Diria, pois, que a necessidade de adotar uma nova visão para a educação em Portugal é evidente. De facto, é crucial resolver rapidamente os problemas do sistema, acautelando ao mesmo tempo um conjunto de novas realidades que vão, seguramente, gerar desafios importantes. Veja-se o caso da integração da tecnologia no processo ensino-aprendizagem, algo que está longe de ser consensual. Por outro lado, são vários os países e propostas de ensino que apostam, cada vez mais, numa aprendizagem personalizada. Some-se a crescente ênfase no desenvolvimento de competências em detrimento do conteúdo, matéria à qual sou particularmente sensível. De facto, parece-me que, no século XXI, as nações que terão sucesso são as que vierem a conseguir desenvolver nos seus cidadãos um verdadeiro pensamento crítico, que seja capaz de ser utilizado para a resolução de problemas multifacetados e cada vez mais complexos. Neste contexto, compete à educação formal fomentar a inovação e a criatividade, assentes na capacidade de colaboração e comunicação. Esta abordagem permitirá que os futuros trabalhadores continuem a sua formação ao longo da vida ativa, sendo por isso mais capazes de aplicar o conhecimento teórico ao mundo real, algo que é particularmente relevante nas áreas-chave do nosso futuro coletivo como é o caso das Ciências, da Tecnologia, da Engenharia e da Matemática.

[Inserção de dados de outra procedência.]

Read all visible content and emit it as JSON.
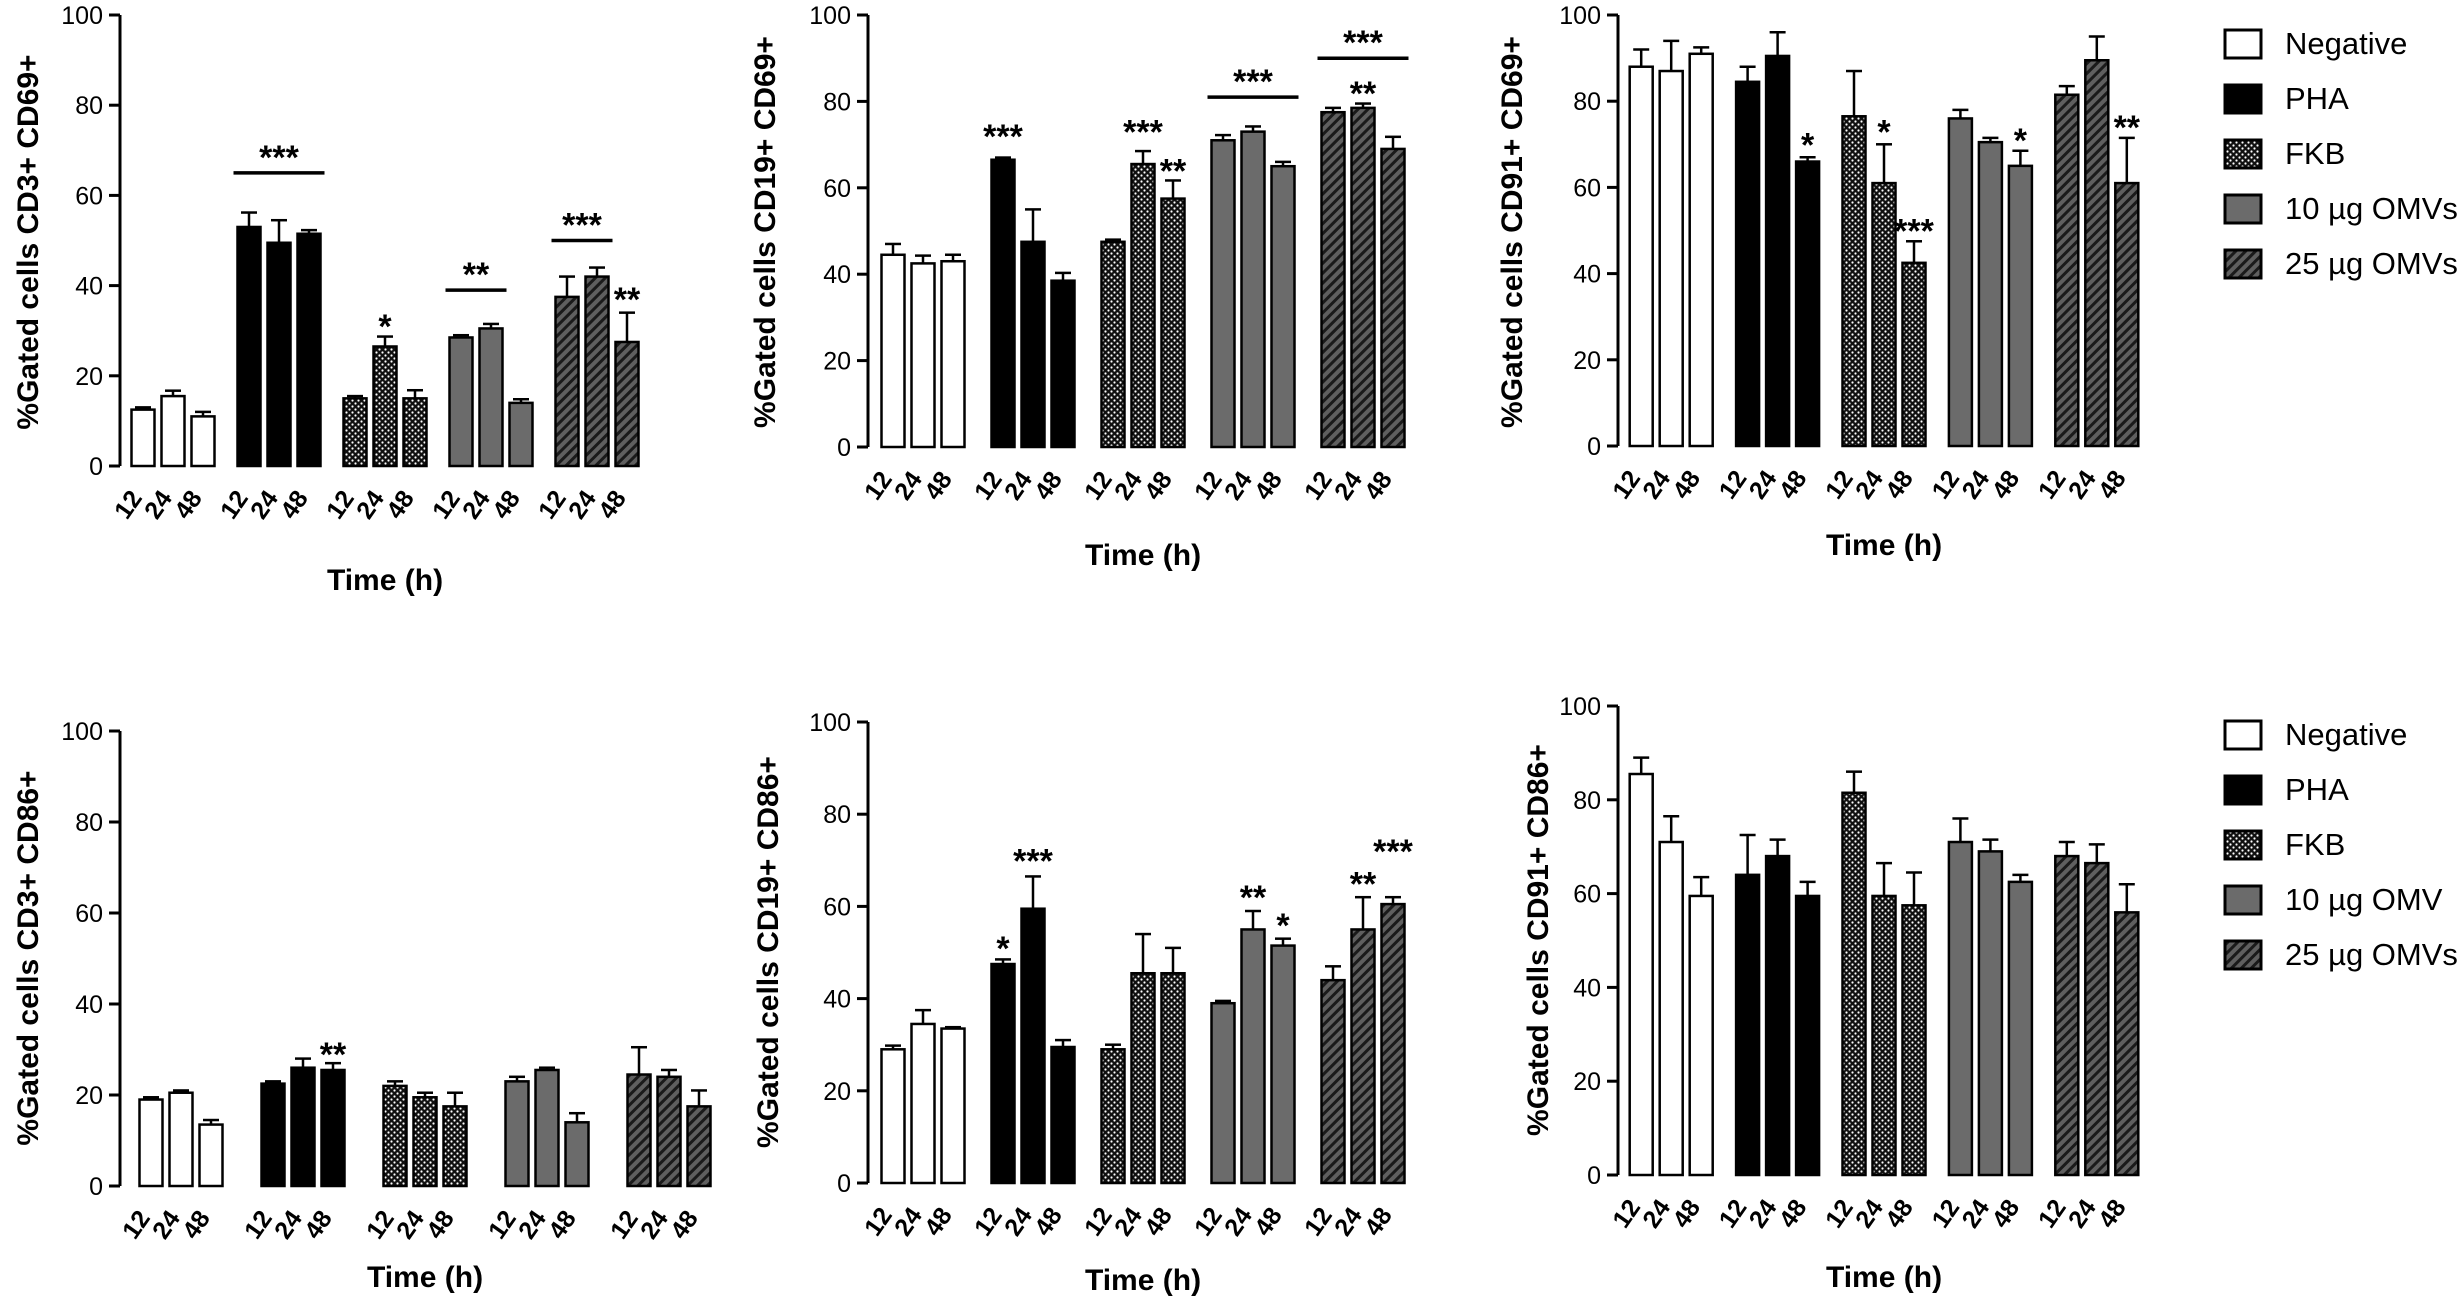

Tudo isto acontece ao mesmo tempo que se exige que a educação formal ajude a construir cidadãos de pleno direito. Assim, a escola tem de passar e consolidar valores fundamentais como o respeito pelo próximo e pela lei, a tolerância e o primado da responsabilidade individual e do mérito. O sistema de ensino também tem de garantir que os mais jovens conseguem inserir-se na sociedade onde vivem, capacitando-os com conhecimentos de finanças pessoais, organização do sector público, noções básicas de saúde, de prática desportiva e nutrição. Por fim, a educação do século XXI não pode abdicar da essência da cultura portuguesa colocando, ainda assim, o tema da sustentabilidade ambiental no epicentro das preocupações dos mais novos. Seremos nós capazes de responder a tamanho desafio?

NOTA: Este artigo apenas expressa a opinião do seu autor, não representando a posição das entidades com as quais colabora.